Annual Conference Report

Here is the report from Caroline Close, one of your lay delegates to the 154th Annual Conference that took place June 12-16, 2002. This was first published in the July 3, 2002 Outlook.

Walking with Jesus, Living in Faith was the theme of the 154th Session of the California-Nevada Annual Conference in Sacramento this year. A sub-theme might very well have been ``All of God's Children Walk Together.'' We are a polyglot of colors, costumes and customs, and languages. We are exciting to look at!

Remember the new shoes Wesley sent to the conference? Added to all the new shoes donated by churches from all over the conference, they formed a mountain of shoes–God's children will walk with Jesus in those shoes! Volunteers sorted and bundled them to be sent out to Bosnia, to an Indian reservation school, and to homeless shelters/programs in the Bay Area. And so, some who were shoeless will walk in those shoes. May their walk lead them to faith, to a moving and dynamic experience.

For me, this conference was a journey, Rev. Gayle Pickrell reminded us that as followers of Jesus, our discipleship involves walking with him along a way that is at times a rocky, bumpy way. Our walk is not a static, passive, theoretical stroll, but a moving, engaging and, at times, a troubling experience. For me, one of the troubling events of the conference was the Repentance of Racism Service on Friday, June 14. (This was my third daughter's birthday, so I could have been prepared for a conscience-arousing experience. That has been my experience with Caroline, Jr. all her life!) Smugly, I entered into this service certain of my own non-complicity in racism. It's a shattering, humbling experience to be made aware of how much racism is in your life and surroundings and how deeply racism is in your life and surroundings and how deeply racism has wounded people around me. A part of the service read: There is not time to tell all the ways racism has wounded the people who are the Body of Christ. But in this moment, some will witness to the pain
racism has caused them. Let us listen and open our hearts---. Then four people, fellow Methodists, spoke of the racism they had experienced not in some foreign place but here in our own United States. After each person spoke, we sang ``Lord have mercy upon us.'' It was a blessing that I remembered the words for I could not have read them through my tears. This service ended with the hymn ``Help Us Accept Each Other'':

Lord, for today's encounters with all who are in need,
Who hunger for acceptance, for righteousness and bread,
We need new eyes for seeing, new hands for holding on;
Renew us with your Spirit, Lord, free us, make us one!

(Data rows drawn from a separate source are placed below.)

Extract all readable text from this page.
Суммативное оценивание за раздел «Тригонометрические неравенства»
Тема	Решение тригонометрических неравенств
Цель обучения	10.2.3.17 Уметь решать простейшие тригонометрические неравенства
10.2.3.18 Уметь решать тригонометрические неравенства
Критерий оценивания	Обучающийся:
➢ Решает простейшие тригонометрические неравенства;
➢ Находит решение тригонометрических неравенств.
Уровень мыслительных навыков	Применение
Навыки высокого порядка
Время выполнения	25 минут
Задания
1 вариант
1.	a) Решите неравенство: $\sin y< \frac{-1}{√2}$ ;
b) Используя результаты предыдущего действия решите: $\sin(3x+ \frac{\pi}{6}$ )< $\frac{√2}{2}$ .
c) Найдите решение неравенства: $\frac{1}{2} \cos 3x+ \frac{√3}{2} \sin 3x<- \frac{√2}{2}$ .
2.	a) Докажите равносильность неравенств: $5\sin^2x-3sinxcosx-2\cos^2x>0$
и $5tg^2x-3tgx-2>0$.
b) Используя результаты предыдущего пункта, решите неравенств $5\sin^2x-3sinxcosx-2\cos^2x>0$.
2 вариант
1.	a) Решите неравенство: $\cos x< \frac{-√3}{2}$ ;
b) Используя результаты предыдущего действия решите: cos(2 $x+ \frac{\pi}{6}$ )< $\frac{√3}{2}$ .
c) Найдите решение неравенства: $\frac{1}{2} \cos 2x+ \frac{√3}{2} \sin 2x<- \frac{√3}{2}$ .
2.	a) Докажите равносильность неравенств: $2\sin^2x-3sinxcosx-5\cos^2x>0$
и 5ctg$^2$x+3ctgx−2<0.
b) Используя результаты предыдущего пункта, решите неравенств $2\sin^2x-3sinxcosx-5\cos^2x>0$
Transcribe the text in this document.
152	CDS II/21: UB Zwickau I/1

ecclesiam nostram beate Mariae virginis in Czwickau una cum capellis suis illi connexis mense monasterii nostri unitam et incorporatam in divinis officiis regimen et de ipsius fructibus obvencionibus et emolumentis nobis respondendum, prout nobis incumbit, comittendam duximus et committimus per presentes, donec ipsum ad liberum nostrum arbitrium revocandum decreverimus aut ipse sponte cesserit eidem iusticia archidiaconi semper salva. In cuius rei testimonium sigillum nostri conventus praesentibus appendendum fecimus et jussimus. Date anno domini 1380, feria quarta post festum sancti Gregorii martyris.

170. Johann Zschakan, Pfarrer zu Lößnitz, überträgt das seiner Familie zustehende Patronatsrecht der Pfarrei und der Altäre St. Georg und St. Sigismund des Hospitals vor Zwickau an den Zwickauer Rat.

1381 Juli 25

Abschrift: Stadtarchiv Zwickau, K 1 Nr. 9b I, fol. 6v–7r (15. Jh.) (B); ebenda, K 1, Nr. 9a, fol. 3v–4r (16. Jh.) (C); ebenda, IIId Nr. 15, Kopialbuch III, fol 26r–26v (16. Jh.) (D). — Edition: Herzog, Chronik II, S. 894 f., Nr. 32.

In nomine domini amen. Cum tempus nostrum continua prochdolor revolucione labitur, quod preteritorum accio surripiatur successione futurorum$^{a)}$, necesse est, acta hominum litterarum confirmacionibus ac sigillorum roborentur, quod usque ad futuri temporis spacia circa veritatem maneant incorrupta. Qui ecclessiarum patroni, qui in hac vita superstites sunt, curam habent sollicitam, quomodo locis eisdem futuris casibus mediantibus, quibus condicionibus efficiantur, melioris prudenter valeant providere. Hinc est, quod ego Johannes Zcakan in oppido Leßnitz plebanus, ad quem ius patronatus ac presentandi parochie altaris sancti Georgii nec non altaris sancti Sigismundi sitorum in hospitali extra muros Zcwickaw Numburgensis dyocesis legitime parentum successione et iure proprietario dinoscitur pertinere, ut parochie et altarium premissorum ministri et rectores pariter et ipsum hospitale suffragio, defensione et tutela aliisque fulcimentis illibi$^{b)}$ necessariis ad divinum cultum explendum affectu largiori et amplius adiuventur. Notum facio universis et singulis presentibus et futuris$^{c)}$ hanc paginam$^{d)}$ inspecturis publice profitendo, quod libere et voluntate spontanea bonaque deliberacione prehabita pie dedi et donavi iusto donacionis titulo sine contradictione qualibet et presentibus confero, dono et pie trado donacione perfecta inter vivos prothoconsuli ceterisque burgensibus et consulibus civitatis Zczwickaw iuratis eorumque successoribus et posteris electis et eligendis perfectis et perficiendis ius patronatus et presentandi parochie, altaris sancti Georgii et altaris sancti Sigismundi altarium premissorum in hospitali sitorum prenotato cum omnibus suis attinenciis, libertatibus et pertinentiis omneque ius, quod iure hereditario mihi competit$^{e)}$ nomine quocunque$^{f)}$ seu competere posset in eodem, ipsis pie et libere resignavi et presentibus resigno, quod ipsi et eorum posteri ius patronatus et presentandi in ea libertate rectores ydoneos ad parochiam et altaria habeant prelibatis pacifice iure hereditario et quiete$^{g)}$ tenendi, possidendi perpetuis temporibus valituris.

Have you met or heard our Bishop Beverly J. Shamana? Now, there is one sharp, dynamic lady! Her presence permeated, colored this conference. She has humor and presence as demonstrated when, during one of her presentations, someone's cell phone rang. Without missing a beat, she quipped, ``Please answer that and tell him I'm busy!'' She has strength. She loves our children and is gentle with and about them. And, that lady can preach! She can move stones to respond ``Amen!'' For me, her presence and her personality flavored this conference. We Methodists of the California-Nevada Conference need her! I thank God for sending her to us.

These are some of my thoughts or impressions from the conference. Thank you for allowing me to be one of your representatives.